The destruction of spelling didn’t feel like doomsday to us. In fact, I think most people treated the utter annihilation of that skill as a joke. “No one knows how to spell anymore” - haha, funny, isn’t technology cute? Not really. We’ve gone up an order of magnitude, and not paying attention to how programming is on the chopping block is going to screw a lot of people out of that skill.



Very thoughtful comment, let me try to capture it more clearly.

Zuckerberg recently said that those not using AI glasses will be cognitively disadvantaged in the future.

Imagine an AI-native from the future and one of the fancy espresso coffee machines that we have today. They will be able to know right away how to operate them from their AI assistants, but they won't be able to figure out how they work on their own.

That's the future that Zuckerberg wants. Naturally, fancy IT offices will likely be gone. The AI-native would have bought the coffee machine for nostalgia effect for a large sum, trying to combat existential dread and feeling of failure which are fueled by their behavior being even more directly coerced into consumption.

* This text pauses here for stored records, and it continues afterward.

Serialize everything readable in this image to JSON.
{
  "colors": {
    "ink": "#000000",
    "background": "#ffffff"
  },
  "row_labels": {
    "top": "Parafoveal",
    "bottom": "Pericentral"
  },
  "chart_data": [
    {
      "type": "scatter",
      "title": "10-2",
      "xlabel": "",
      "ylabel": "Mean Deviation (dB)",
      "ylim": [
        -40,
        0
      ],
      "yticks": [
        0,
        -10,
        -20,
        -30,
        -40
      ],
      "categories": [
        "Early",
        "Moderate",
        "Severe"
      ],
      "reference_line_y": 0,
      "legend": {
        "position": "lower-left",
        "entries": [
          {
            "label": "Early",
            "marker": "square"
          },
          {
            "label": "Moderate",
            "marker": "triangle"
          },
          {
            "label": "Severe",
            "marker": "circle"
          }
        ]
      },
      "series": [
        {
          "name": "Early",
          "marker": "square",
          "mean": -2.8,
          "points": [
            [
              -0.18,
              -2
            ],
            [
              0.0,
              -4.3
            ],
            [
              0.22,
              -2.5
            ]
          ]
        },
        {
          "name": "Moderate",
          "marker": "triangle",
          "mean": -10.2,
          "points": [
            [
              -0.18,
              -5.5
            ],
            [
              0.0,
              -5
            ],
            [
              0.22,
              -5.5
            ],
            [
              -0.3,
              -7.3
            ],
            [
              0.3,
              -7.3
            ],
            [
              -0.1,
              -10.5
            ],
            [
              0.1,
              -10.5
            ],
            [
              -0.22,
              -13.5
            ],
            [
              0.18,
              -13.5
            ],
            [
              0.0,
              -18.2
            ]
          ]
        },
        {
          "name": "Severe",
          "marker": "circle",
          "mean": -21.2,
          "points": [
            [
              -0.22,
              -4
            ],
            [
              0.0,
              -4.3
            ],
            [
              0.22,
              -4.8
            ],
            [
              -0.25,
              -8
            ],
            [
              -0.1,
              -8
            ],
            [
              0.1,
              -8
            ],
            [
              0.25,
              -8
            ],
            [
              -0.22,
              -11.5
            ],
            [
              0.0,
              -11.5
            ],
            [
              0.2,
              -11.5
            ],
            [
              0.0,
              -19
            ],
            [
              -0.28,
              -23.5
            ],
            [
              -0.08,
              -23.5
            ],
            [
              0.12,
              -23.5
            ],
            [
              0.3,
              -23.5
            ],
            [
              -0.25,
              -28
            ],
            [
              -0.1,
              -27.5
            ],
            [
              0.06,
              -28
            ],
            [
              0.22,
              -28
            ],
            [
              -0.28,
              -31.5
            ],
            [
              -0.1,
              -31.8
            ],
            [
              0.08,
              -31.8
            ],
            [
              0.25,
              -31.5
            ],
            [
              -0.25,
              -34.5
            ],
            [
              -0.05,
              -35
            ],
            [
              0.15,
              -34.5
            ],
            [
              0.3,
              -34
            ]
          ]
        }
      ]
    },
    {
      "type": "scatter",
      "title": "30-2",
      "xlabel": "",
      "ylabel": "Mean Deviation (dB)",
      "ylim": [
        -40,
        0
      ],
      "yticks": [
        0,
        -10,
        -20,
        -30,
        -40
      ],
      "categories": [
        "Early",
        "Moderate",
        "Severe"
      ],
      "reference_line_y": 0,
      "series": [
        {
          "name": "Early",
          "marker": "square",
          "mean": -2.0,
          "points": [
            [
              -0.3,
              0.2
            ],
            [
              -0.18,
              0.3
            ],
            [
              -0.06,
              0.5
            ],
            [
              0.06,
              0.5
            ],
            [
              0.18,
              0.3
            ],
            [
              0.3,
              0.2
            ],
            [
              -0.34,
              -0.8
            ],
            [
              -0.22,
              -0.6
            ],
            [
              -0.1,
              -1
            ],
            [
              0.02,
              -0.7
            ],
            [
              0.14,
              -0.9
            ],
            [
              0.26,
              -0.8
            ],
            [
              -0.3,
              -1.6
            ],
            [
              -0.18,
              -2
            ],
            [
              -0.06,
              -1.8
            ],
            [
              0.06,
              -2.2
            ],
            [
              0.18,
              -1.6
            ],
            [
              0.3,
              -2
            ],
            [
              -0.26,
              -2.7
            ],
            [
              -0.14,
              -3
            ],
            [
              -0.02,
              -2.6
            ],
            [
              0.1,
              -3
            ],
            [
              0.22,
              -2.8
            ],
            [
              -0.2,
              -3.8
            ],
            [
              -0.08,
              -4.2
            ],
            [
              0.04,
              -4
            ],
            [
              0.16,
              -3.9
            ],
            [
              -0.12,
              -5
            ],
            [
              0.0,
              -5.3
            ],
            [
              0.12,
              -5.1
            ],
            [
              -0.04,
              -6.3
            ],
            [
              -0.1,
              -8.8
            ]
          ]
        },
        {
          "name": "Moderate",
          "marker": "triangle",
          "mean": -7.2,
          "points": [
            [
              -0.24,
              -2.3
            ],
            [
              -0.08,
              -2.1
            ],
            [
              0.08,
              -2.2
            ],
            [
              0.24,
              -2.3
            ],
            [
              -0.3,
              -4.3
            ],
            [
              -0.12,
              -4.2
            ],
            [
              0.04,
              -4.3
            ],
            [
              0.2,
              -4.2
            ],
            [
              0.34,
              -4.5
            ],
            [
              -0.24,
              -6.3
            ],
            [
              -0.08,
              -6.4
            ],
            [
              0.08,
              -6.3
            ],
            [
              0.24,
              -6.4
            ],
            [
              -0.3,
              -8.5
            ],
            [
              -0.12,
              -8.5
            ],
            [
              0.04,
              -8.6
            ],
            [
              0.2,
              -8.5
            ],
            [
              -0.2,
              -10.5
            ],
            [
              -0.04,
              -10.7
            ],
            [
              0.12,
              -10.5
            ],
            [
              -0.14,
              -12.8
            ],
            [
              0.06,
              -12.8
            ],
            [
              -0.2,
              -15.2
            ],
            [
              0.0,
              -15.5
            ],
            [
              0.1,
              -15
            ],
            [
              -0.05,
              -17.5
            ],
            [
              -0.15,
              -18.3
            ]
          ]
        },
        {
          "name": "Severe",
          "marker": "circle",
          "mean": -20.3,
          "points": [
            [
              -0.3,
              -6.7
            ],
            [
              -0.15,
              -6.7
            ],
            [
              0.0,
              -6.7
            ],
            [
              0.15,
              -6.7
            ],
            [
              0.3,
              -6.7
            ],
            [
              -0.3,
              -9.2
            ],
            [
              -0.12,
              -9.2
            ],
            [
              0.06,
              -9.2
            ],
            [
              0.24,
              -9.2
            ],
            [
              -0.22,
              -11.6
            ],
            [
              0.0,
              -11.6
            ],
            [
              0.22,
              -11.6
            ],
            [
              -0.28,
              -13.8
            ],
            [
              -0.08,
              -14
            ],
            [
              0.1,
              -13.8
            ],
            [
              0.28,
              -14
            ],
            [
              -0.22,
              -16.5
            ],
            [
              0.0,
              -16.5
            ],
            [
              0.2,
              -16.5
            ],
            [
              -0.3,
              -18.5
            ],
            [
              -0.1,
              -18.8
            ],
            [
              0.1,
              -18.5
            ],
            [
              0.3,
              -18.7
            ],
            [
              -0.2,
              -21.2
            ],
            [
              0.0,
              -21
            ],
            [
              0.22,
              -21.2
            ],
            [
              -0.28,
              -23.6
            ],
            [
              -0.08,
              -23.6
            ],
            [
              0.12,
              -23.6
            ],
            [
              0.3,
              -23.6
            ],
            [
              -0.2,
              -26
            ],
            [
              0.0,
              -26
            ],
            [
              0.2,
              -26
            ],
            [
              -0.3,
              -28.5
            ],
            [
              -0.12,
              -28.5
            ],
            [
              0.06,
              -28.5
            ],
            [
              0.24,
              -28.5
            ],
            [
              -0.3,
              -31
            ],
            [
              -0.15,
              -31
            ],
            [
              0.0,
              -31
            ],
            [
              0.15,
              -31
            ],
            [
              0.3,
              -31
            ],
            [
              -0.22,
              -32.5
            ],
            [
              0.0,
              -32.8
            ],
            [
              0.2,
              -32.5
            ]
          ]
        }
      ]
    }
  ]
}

curious, maybe one could go and spin up a study for using claculators instead of calculating manually and how it can lead to less x type of thinking and affect our abiltiy but maybe even if that is true(i am not sure maybe it is just in the domains we dont feel like we need to care much or etc) would people quitting clacutors a good thing for getting things done in the world ?


For me the thing that atrophied basic math skills wasn't the calculator, which was invented decades before I was born, but the rise of the smart phone.

Sure, calculators are useful in professional life and in high school math and sciences. But you still had to do everyday math in all kinds of places and didn't always have a calculator at hand. The smartphone changed that

I feel that's relevant in two ways: just like with math, a little bit of manual coding is going to be a huge difference compared to no manual coding, and any study like the one you propose would be hugely complicated by everything else that happened around the time, both because of smart phones and the coinciding 2008 crash


curious, maybe one could go and spin up a study for using claculators instead of calculating manually and how it can lead to less x type of thinking and affect our abiltiy but maybe even if that is true(i am not sure maybe it is just in the domains we dont feel like we need to care much or etc) would people quitting clacutors a good thing for producing value in the world by the will of God?